The UA's graduation rate now is 61.4 percent, which Hart said in an interview for Friday’s Arizona Week broadcast is not good enough.
It should move to 65 percent in five years and climb higher after that as part of the 2020 targets set for all Arizona public universities by the Board of Regents, she said.
“I think we should set a goal within five years of 65 percent,” said Hart, who began work as the UA's 21st president and its first female president on Monday. “We’ve set in our 2020 enterprise plans with (the Board of Regents) to increase our graduation rates at all of our sister institutions.”
Hart said a big challenge is in guiding students toward the idea of spending less time in school. One way to do that is showing them that it also would mean spending less money.
“You can borrow money and get a fully guaranteed student loan and only register for 12 semester-hours,” she said. “You cannot graduate in four years by registering for 12 semester-hours. So we need to help our students plan those four years … to be more careful and discriminating consumers, but also to see this as a part of their future.
“You will pay less for your college education if you graduate in four years,” she said.
Hart said that in her previous presidency, at Temple University in Philadelphia, she helped lead a rise in the graduation rate from the low 50s to 67 percent by focusing on formal advising of students and by making an issue of time spent in school.
“It isn’t simply a matter of being very young and not being in a hurry,” she says. “It really is a matter of helping you be successful.”
At Temple, eight-semester plans were built for students in all majors, and “we emphasized over and over again to students that it would cost them less to graduate more quickly.”
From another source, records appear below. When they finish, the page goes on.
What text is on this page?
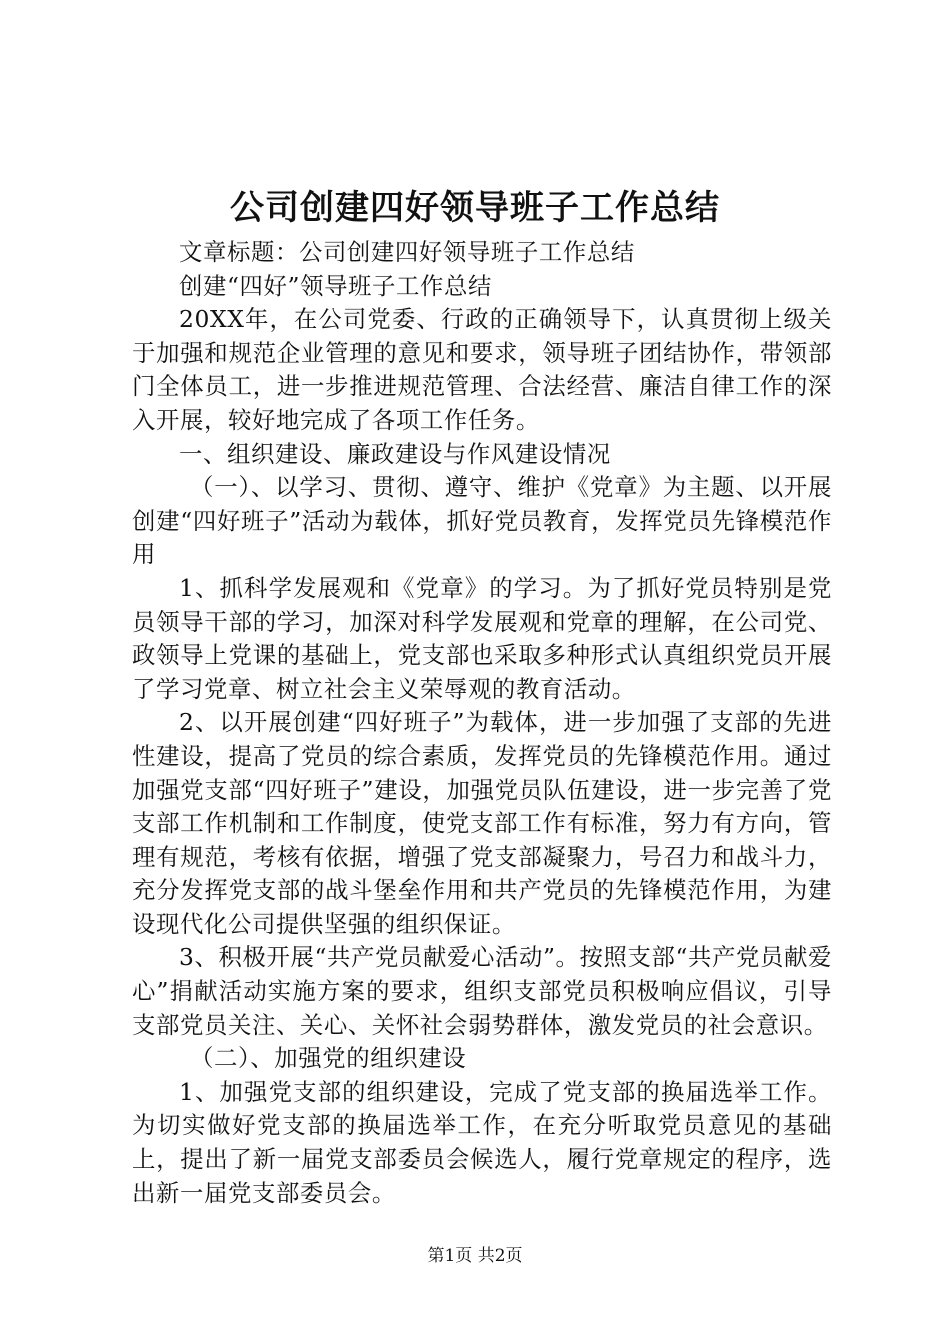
公司创建四好领导班子工作总结

文章标题：公司创建四好领导班子工作总结

创建“四好”领导班子工作总结

20XX年，在公司党委、行政的正确领导下，认真贯彻上级关于加强和规范企业管理的意见和要求，领导班子团结协作，带领部门全体员工，进一步推进规范管理、合法经营、廉洁自律工作的深入开展，较好地完成了各项工作任务。

一、组织建设、廉政建设与作风建设情况

（一）、以学习、贯彻、遵守、维护《党章》为主题、以开展创建“四好班子”活动为载体，抓好党员教育，发挥党员先锋模范作用

1、抓科学发展观和《党章》的学习。为了抓好党员特别是党员领导干部的学习，加深对科学发展观和党章的理解，在公司党、政领导上党课的基础上，党支部也采取多种形式认真组织党员开展了学习党章、树立社会主义荣辱观的教育活动。

2、以开展创建“四好班子”为载体，进一步加强了支部的先进性建设，提高了党员的综合素质，发挥党员的先锋模范作用。通过加强党支部“四好班子”建设，加强党员队伍建设，进一步完善了党支部工作机制和工作制度，使党支部工作有标准，努力有方向，管理有规范，考核有依据，增强了党支部凝聚力，号召力和战斗力，充分发挥党支部的战斗堡垒作用和共产党员的先锋模范作用，为建设现代化公司提供坚强的组织保证。

3、积极开展“共产党员献爱心活动”。按照支部“共产党员献爱心”捐献活动实施方案的要求，组织支部党员积极响应倡议，引导支部党员关注、关心、关怀社会弱势群体，激发党员的社会意识。

（二）、加强党的组织建设

1、加强党支部的组织建设，完成了党支部的换届选举工作。为切实做好党支部的换届选举工作，在充分听取党员意见的基础上，提出了新一届党支部委员会候选人，履行党章规定的程序，选出新一届党支部委员会。

第1页 共2页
Other topics Hart touched on in a 30-minute interview:
-- The university must maintain and expand on its world-class status as a research university by recruiting and retaining top faculty and graduate students.
-- More public-private partnerships, technology transfers and other creative financing means will be needed to keep public universities viable in the face of reduced state funding.
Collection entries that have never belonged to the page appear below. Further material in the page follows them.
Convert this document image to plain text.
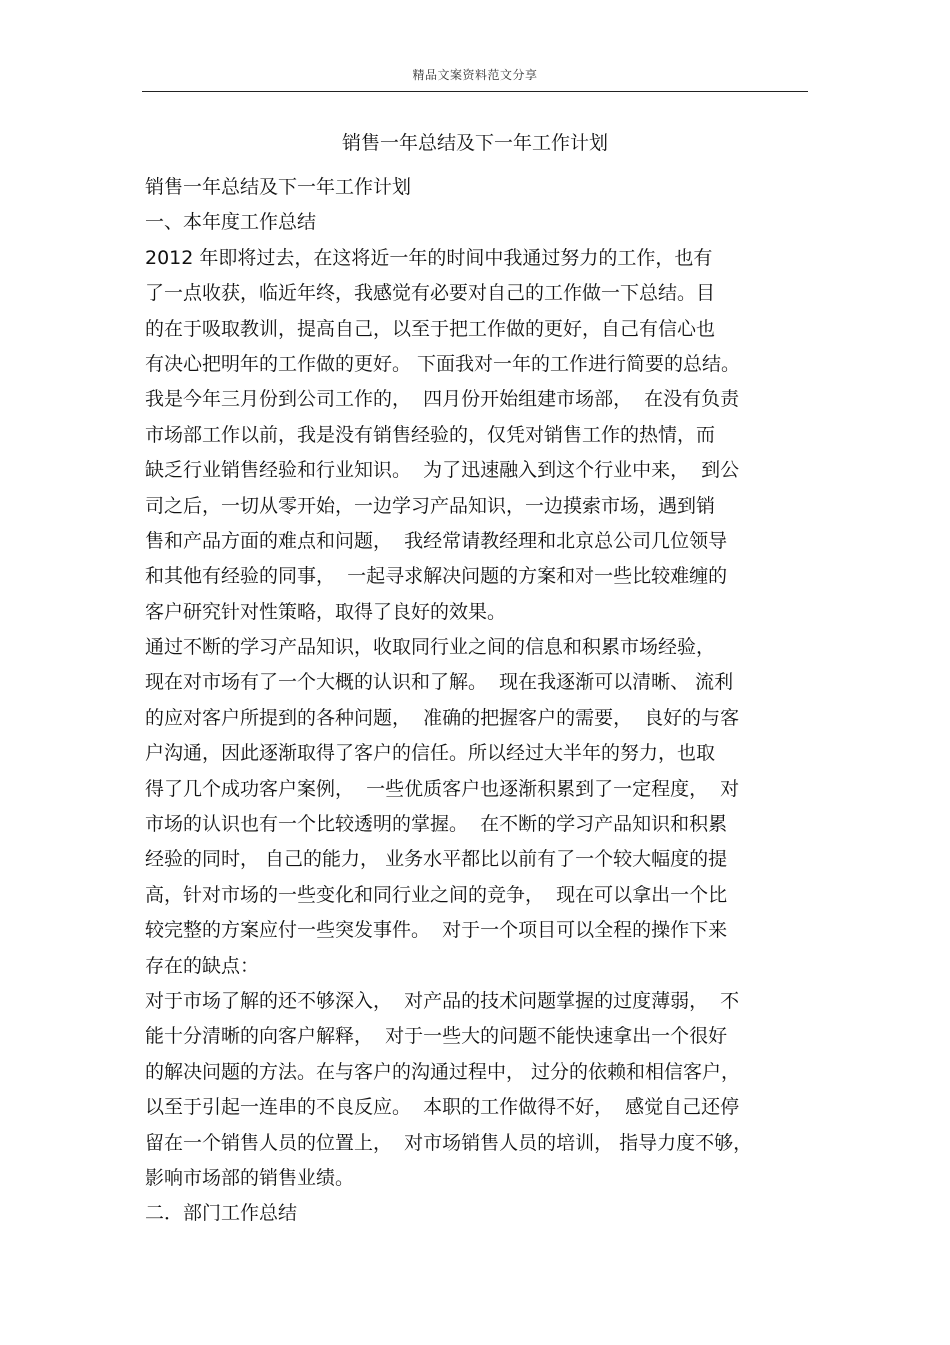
精品文案资料范文分享
销售一年总结及下一年工作计划
销售一年总结及下一年工作计划
一、本年度工作总结
2012 年即将过去，在这将近一年的时间中我通过努力的工作，也有
了一点收获，临近年终，我感觉有必要对自己的工作做一下总结。目
的在于吸取教训，提高自己，以至于把工作做的更好，自己有信心也
有决心把明年的工作做的更好。 下面我对一年的工作进行简要的总结。
我是今年三月份到公司工作的，  四月份开始组建市场部，  在没有负责
市场部工作以前，我是没有销售经验的，仅凭对销售工作的热情，而
缺乏行业销售经验和行业知识。  为了迅速融入到这个行业中来，  到公
司之后，一切从零开始，一边学习产品知识，一边摸索市场，遇到销
售和产品方面的难点和问题，  我经常请教经理和北京总公司几位领导
和其他有经验的同事，  一起寻求解决问题的方案和对一些比较难缠的
客户研究针对性策略，取得了良好的效果。
通过不断的学习产品知识，收取同行业之间的信息和积累市场经验，
现在对市场有了一个大概的认识和了解。  现在我逐渐可以清晰、 流利
的应对客户所提到的各种问题，  准确的把握客户的需要，  良好的与客
户沟通，因此逐渐取得了客户的信任。所以经过大半年的努力，也取
得了几个成功客户案例，  一些优质客户也逐渐积累到了一定程度，  对
市场的认识也有一个比较透明的掌握。  在不断的学习产品知识和积累
经验的同时， 自己的能力， 业务水平都比以前有了一个较大幅度的提
高，针对市场的一些变化和同行业之间的竞争，  现在可以拿出一个比
较完整的方案应付一些突发事件。  对于一个项目可以全程的操作下来
存在的缺点：
对于市场了解的还不够深入，  对产品的技术问题掌握的过度薄弱，  不
能十分清晰的向客户解释，  对于一些大的问题不能快速拿出一个很好
的解决问题的方法。在与客户的沟通过程中， 过分的依赖和相信客户，
以至于引起一连串的不良反应。  本职的工作做得不好，  感觉自己还停
留在一个销售人员的位置上，  对市场销售人员的培训， 指导力度不够，
影响市场部的销售业绩。
二．部门工作总结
-- The DREAM Act “can be applied very, very successfully … especially in cultures like ours, where there is a large proportion of young people who have shown their commitment to our country and to their contribution to our economy and culture.”
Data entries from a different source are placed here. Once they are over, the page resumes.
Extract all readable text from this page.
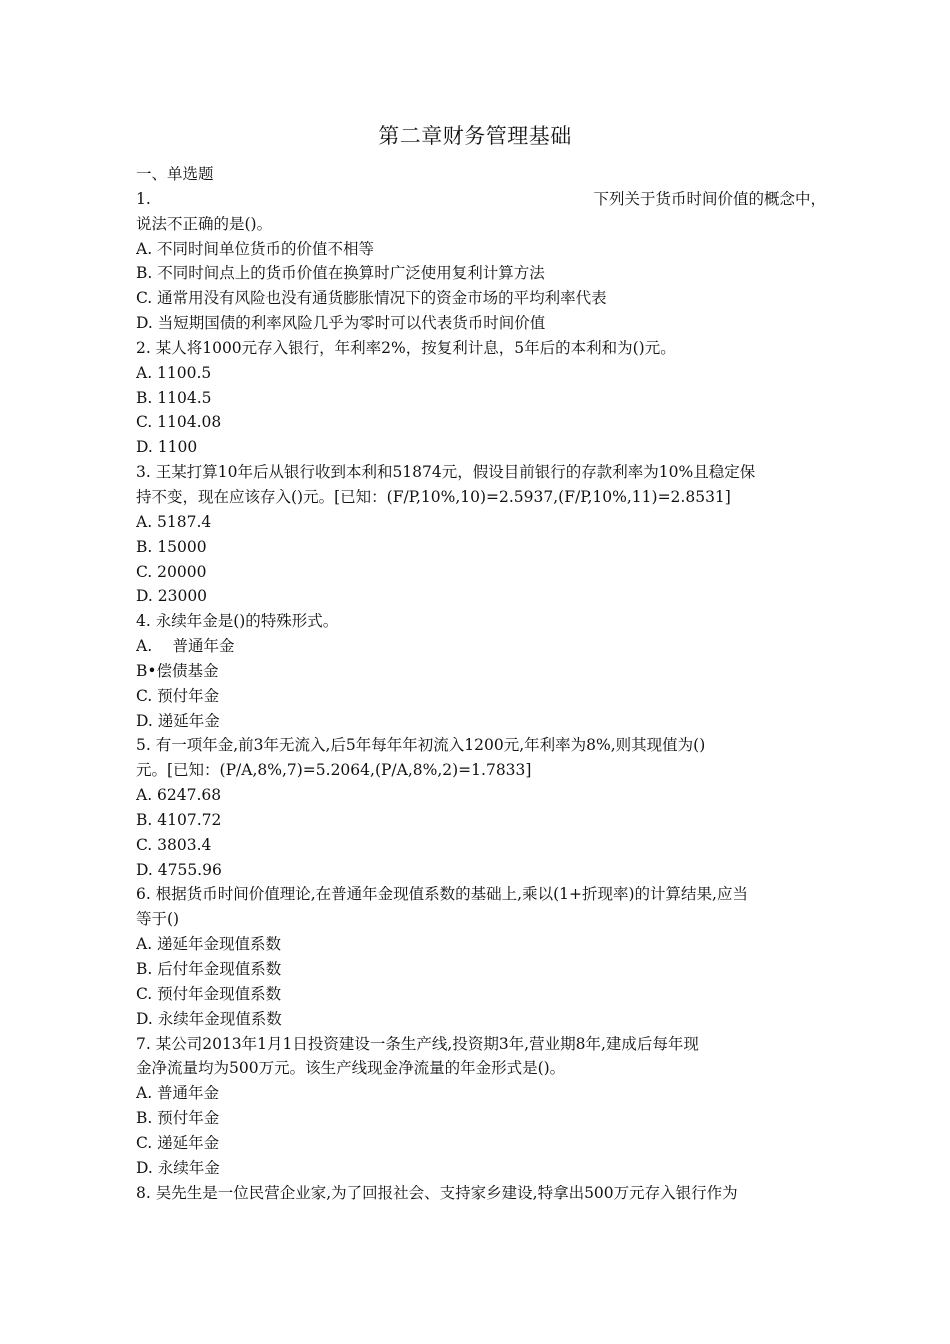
第二章财务管理基础
一、单选题
1.	下列关于货币时间价值的概念中，
说法不正确的是()。
A. 不同时间单位货币的价值不相等
B. 不同时间点上的货币价值在换算时广泛使用复利计算方法
C. 通常用没有风险也没有通货膨胀情况下的资金市场的平均利率代表
D. 当短期国债的利率风险几乎为零时可以代表货币时间价值
2. 某人将1000元存入银行，年利率2%，按复利计息，5年后的本利和为()元。
A. 1100.5
B. 1104.5
C. 1104.08
D. 1100
3. 王某打算10年后从银行收到本利和51874元，假设目前银行的存款利率为10%且稳定保
持不变，现在应该存入()元。[已知：(F/P,10%,10)=2.5937,(F/P,10%,11)=2.8531]
A. 5187.4
B. 15000
C. 20000
D. 23000
4. 永续年金是()的特殊形式。
A.　 普通年金
B•偿债基金
C. 预付年金
D. 递延年金
5. 有一项年金,前3年无流入,后5年每年年初流入1200元,年利率为8%,则其现值为()
元。[已知：(P/A,8%,7)=5.2064,(P/A,8%,2)=1.7833]
A. 6247.68
B. 4107.72
C. 3803.4
D. 4755.96
6. 根据货币时间价值理论,在普通年金现值系数的基础上,乘以(1+折现率)的计算结果,应当
等于()
A. 递延年金现值系数
B. 后付年金现值系数
C. 预付年金现值系数
D. 永续年金现值系数
7. 某公司2013年1月1日投资建设一条生产线,投资期3年,营业期8年,建成后每年现
金净流量均为500万元。该生产线现金净流量的年金形式是()。
A. 普通年金
B. 预付年金
C. 递延年金
D. 永续年金
8. 吴先生是一位民营企业家,为了回报社会、支持家乡建设,特拿出500万元存入银行作为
-- Community outreach is important for her, something she did at Temple in Philadelphia. How that will go in Tucson, she said, remains to be seen. “I look forward to learning what the key issues here in Tucson are. … “
-- “… One of the most important roles a president has to fill in a public university” is relations with the governor and state Legislature, Hart said. She noted she already has met with Gov. Jan Brewer and is looking forward to working with legislative leaders.